Now think of vectorial algebra. Computing the modulus of an acceleration vector leads to the fourth time power in the denominator. We begin to suspect this will become unruly: Until which power in each dimension shall we go? And we are far from the end of the road: The full SI system has seven base dimensions: meter, kilogramm, second, ampere, kelvin, candela, mol.

Our attempt leads us to a plethora of overloaded functions. The number of function definitions afforded runs into the hundreds. (By the way: although dimensions of intermediate results depend on the order the operators are executed in expressions like nRT/p, there is no need to introduce parentheses because operators of the same precedence level are executed in textual order from left to right).

One could object that this definition has to be made only once and for all in a reusable package, and later-on the package can simply be withed and used without any need for the user to care about the package's complexity, but unfortunately the argument is not fully correct. Apart from the most probable compile time explosion, it takes into account only simple multiplication and division. Operations like exponentiation an and root extraction root (n, a) are not representable at all. So how could we use this method for the (mixed) electrostatic unit system, which for several reasons is far better suited to theoretical physics? One esu (electrostatic unit) is defined as g1/2 cm3/2 s-1, and gauss evaluates to g1/2 cm-1/2 s-1. Here type conversions have still to be used.

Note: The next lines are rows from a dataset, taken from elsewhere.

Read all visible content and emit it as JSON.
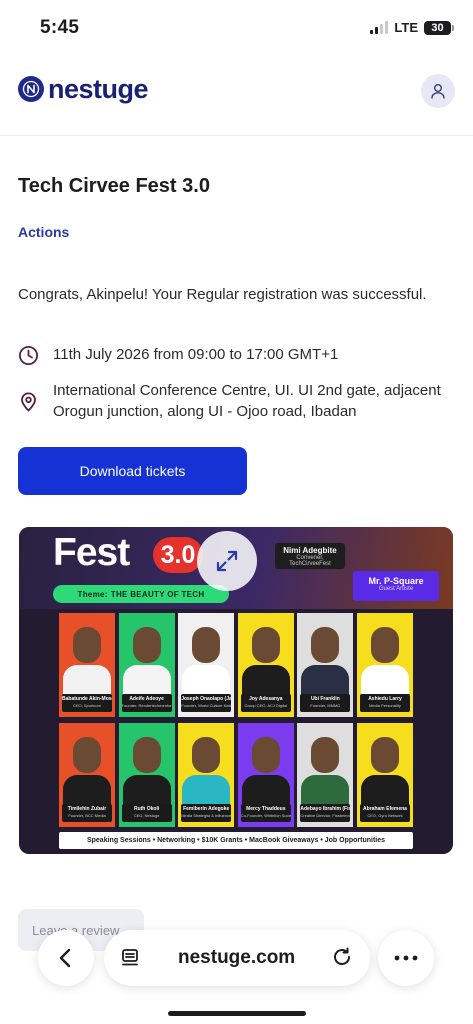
{
  "status_bar": {
    "time": "5:45",
    "network": "LTE",
    "battery": "30"
  },
  "header": {
    "logo_text": "nestuge",
    "logo_letter": "N"
  },
  "event": {
    "title": "Tech Cirvee Fest 3.0",
    "actions_label": "Actions",
    "congrats_message": "Congrats, Akinpelu! Your Regular registration was successful.",
    "date_time": "11th July 2026 from 09:00 to 17:00 GMT+1",
    "venue": "International Conference Centre, UI. UI 2nd gate, adjacent Orogun junction, along UI - Ojoo road, Ibadan",
    "download_label": "Download tickets",
    "review_label": "Leave a review"
  },
  "banner": {
    "title": "Fest",
    "edition": "3.0",
    "theme_prefix": "Theme:",
    "theme": "THE BEAUTY OF TECH",
    "convener": {
      "name": "Nimi Adegbite",
      "role": "Convener, TechCirveeFest"
    },
    "guest": {
      "name": "Mr. P-Square",
      "role": "Guest Artiste"
    },
    "tagline": "Speaking Sessions  •  Networking  •  $10K Grants  •  MacBook Giveaways  •  Job Opportunities",
    "speakers": [
      {
        "name": "Babatunde Akin-Moses",
        "role": "CEO, Spurtcom",
        "bg": "#e8502a",
        "outfit": "#f2f2f2"
      },
      {
        "name": "Adeife Adeoye",
        "role": "Founder, Rendertechmentor",
        "bg": "#26c46b",
        "outfit": "#f4f4f4"
      },
      {
        "name": "Joseph Onaolapo (Jay On Air)",
        "role": "Founder, World Culture Nation",
        "bg": "#f0f0f0",
        "outfit": "#ffffff"
      },
      {
        "name": "Joy Adesanya",
        "role": "Group CEO, ACJ Digital",
        "bg": "#f6dd1e",
        "outfit": "#1d1d1d"
      },
      {
        "name": "Ubi Franklin",
        "role": "Founder, MMMG",
        "bg": "#dedede",
        "outfit": "#2a2f45"
      },
      {
        "name": "Ashiedu Larry",
        "role": "Media Personality",
        "bg": "#f6dd1e",
        "outfit": "#ffffff"
      },
      {
        "name": "Timilehin Zubair",
        "role": "Founder, BCC Media",
        "bg": "#e8502a",
        "outfit": "#1d1d1d"
      },
      {
        "name": "Ruth Okoli",
        "role": "CEO, Nestuge",
        "bg": "#26c46b",
        "outfit": "#1d1d1d"
      },
      {
        "name": "Femiberin Adegoke",
        "role": "Media Strategist & Influencer",
        "bg": "#f6dd1e",
        "outfit": "#2bb6c4"
      },
      {
        "name": "Mercy Thaddeus",
        "role": "Co-Founder, Whitelion Society",
        "bg": "#7b3cf0",
        "outfit": "#1d1d1d"
      },
      {
        "name": "Adebayo Ibrahim (Fissbemo)",
        "role": "Creative Director, Fissbemo TV",
        "bg": "#dedede",
        "outfit": "#2e6b3c"
      },
      {
        "name": "Abraham Efemena",
        "role": "CEO, Gyro Network",
        "bg": "#f6dd1e",
        "outfit": "#1d1d1d"
      }
    ]
  },
  "browser": {
    "url": "nestuge.com"
  },
  "colors": {
    "primary": "#1631d4",
    "brand": "#1a2174",
    "link": "#2a3aa8"
  }
}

So we have to confess that our attempt to let the compiler check equations at compile time has miserably failed. The only proper way to deal with dimensions in full generality is either to handle them as attributes of the numeric values that are calculated and checked at run-time or to use preprocessors. Also for these methods, there are many examples to be found in literature.

The preprocessor method can be left aside because constructing a preprocessor is normally too complicated.

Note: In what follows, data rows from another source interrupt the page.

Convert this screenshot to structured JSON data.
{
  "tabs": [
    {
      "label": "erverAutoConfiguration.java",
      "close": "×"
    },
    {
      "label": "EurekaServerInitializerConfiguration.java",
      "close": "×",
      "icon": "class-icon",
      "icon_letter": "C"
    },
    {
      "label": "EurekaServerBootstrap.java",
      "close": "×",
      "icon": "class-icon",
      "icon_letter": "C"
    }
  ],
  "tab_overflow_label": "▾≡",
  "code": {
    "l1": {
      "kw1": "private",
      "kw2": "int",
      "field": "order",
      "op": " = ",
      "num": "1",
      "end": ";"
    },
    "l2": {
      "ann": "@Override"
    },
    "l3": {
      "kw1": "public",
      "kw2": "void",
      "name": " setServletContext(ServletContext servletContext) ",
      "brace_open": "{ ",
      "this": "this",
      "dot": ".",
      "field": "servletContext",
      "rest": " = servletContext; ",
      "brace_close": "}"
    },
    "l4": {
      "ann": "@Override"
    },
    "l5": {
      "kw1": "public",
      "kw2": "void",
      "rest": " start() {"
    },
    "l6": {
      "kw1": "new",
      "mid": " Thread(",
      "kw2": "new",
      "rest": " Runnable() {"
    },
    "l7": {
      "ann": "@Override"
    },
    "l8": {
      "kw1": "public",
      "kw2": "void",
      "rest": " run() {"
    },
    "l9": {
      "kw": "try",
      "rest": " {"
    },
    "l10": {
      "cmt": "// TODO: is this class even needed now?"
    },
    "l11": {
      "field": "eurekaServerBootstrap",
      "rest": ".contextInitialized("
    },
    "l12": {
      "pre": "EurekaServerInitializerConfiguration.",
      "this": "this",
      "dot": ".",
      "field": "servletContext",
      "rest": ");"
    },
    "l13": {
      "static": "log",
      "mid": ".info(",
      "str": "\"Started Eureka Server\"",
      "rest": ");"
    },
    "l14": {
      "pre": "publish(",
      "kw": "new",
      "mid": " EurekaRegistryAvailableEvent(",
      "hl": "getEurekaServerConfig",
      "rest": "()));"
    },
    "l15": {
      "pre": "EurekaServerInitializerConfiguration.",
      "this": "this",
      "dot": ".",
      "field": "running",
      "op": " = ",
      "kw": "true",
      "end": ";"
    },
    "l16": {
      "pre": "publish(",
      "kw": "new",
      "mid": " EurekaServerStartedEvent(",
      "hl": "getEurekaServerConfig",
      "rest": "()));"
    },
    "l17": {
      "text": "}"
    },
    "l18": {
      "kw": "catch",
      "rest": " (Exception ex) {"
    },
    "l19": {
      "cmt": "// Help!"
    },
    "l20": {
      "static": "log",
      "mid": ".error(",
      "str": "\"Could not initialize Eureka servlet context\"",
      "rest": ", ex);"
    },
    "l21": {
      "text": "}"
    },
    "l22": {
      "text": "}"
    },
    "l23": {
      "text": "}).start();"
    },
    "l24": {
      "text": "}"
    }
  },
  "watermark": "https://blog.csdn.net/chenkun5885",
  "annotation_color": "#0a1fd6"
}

The attribute method is unusable in cases where execution speed is essential.

So for hard real-time embedded systems, another way is needed to deal with dimensioned items. You can find such a method on my homepage under the title From the Big Bang to the Universe. It has successfully been in use for many years now in at least three avionic embedded systems. One Ada package, the Universe, is constructed that holds all basic definitions to allow dealing with physical quantities without type conversions while keeping the advantages of strong typing in critical cases. Basic mathematical functions like the square root and the sine are also included as predefined operations of the numeric base types, thus rendering possible the dimensionally correct computation of formulae like x=x0cos(phi) in degrees and radians again without any type conversions.